Yine de diğer ülkelerde olduğu gibi kapitalistler zenginliği birkaç kişinin elinde tutabilmek için kamu sektörünü özelleştirmeye ya da bu hizmetlerin fonlarını kesmeye çalışıyorlar. Giacomo Turci’nin belirttiği üzere neoliberalizm ve kamu fonlarındaki kesintiler sağlık sistemine büyük zararlar verdi:
“Son on yılda sağlık hizmetinde kullanılacak kamu fonları yaklaşık 37 milyar euro azaldı. Bu kesintilerin çoğunluğu İtalya’nın IMF himayesinde olduğu 2010-2015 yılları arasında gerçekleşti. Son on yılda 359 tane hastane kapatıldı.”

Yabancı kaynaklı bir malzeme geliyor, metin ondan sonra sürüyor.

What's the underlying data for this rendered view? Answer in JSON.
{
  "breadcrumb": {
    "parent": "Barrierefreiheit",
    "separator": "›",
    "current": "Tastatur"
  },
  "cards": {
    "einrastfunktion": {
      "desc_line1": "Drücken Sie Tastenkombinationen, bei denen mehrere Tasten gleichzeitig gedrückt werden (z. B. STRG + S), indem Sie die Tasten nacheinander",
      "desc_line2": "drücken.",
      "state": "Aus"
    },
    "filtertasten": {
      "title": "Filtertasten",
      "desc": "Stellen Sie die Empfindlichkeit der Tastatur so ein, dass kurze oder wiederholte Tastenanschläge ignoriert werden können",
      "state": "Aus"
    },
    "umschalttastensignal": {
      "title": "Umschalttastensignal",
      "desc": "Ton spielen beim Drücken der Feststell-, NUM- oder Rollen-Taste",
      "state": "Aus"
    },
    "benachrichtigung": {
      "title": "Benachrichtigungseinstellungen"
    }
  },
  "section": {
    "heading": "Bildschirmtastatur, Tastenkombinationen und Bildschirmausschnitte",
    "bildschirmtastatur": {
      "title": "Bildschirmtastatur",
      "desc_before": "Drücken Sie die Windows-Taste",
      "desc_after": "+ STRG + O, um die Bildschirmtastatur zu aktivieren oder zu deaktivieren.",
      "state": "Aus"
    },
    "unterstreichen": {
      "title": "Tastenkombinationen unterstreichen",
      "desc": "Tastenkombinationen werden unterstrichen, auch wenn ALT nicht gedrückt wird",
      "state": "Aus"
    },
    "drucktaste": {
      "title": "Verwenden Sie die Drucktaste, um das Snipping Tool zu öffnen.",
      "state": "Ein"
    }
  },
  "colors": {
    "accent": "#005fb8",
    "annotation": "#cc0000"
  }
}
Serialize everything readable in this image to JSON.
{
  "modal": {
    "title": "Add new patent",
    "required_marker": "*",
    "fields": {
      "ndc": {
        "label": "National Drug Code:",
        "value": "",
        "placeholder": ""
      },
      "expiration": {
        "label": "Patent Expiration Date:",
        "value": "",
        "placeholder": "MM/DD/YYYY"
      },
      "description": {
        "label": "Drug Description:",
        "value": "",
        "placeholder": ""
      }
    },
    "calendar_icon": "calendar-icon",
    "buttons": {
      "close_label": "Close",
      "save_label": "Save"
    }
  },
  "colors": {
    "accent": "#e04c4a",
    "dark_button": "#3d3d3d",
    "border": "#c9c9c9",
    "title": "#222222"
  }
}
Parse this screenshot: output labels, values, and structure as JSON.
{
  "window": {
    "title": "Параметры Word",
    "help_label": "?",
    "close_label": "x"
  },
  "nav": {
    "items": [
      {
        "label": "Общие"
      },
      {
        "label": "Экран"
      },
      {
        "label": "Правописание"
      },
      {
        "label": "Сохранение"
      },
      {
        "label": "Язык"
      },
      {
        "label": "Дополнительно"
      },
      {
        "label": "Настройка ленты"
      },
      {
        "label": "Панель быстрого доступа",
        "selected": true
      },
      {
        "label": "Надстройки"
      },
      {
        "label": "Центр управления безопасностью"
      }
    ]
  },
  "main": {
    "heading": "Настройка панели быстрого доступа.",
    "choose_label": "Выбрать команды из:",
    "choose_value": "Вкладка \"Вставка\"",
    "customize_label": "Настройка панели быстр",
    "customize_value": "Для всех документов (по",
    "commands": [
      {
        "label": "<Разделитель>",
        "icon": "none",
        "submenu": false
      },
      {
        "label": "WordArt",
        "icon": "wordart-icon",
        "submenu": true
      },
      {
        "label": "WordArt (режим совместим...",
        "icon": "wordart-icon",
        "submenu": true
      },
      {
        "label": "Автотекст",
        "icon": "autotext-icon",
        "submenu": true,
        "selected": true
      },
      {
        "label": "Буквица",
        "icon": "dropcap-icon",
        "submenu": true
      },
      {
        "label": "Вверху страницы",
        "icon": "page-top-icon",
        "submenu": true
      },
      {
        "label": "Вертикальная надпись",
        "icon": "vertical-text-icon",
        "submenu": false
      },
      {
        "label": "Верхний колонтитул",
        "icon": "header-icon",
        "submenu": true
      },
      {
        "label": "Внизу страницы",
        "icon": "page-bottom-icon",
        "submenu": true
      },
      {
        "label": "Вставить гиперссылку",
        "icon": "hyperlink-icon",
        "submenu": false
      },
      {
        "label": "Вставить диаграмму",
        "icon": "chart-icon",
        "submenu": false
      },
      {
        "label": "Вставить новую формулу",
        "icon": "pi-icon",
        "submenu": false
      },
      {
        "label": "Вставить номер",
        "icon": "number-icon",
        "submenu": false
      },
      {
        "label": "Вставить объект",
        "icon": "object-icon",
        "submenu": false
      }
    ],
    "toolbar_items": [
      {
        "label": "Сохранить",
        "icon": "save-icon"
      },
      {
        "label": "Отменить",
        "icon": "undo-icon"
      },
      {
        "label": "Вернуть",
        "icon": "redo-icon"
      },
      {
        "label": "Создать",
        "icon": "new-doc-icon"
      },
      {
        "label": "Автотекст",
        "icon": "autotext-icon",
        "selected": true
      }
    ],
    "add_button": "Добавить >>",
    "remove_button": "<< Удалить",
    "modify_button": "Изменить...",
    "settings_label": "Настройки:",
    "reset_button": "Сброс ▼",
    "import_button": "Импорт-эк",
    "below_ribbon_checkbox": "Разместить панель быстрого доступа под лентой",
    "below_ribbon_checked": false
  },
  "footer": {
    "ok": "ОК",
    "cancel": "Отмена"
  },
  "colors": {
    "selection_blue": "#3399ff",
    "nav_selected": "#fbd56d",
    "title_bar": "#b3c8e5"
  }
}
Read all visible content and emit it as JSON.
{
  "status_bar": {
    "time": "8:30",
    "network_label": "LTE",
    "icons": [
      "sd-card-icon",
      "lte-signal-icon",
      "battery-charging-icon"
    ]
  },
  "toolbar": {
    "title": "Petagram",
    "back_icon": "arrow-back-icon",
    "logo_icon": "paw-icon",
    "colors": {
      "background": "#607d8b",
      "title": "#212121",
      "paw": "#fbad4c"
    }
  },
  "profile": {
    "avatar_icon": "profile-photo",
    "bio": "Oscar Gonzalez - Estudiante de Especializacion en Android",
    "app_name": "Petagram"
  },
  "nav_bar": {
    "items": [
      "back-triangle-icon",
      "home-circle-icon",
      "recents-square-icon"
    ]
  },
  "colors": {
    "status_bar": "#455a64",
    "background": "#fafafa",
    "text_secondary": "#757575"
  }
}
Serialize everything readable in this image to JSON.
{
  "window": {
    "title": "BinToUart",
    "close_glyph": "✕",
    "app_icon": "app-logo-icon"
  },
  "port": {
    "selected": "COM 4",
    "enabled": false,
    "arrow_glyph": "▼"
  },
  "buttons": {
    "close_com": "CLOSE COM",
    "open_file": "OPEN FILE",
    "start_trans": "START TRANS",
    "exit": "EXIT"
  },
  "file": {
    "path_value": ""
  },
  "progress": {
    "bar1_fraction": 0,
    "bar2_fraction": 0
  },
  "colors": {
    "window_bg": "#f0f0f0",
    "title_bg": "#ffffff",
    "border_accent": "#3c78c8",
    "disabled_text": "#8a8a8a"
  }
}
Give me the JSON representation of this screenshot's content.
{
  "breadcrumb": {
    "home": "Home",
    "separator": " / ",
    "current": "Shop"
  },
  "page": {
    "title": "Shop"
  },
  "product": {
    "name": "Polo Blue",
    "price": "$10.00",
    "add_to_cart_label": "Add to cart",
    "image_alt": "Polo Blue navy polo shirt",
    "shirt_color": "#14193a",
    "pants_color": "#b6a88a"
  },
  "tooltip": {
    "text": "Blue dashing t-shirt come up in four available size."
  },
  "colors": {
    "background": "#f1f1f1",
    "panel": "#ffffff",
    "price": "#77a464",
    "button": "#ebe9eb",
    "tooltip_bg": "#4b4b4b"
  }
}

İtalya’daki işçilerin krizle mücadele etmek için seferber olduklarını görüyoruz. İşçiler kendilerini enfeksiyondan korumaya yardım edecek gerekli sağlık tedbirleri talebiyle greve gittiler.

► Covid-19 salgınına karşı Türkiyeli sağlık çalışanlarına neler önerirsiniz?
Onlara mesajım örgütlenmeleri ve işyeri yönetimlerine ya da hükümete değil çalışma arkadaşlarına güvenmeleri.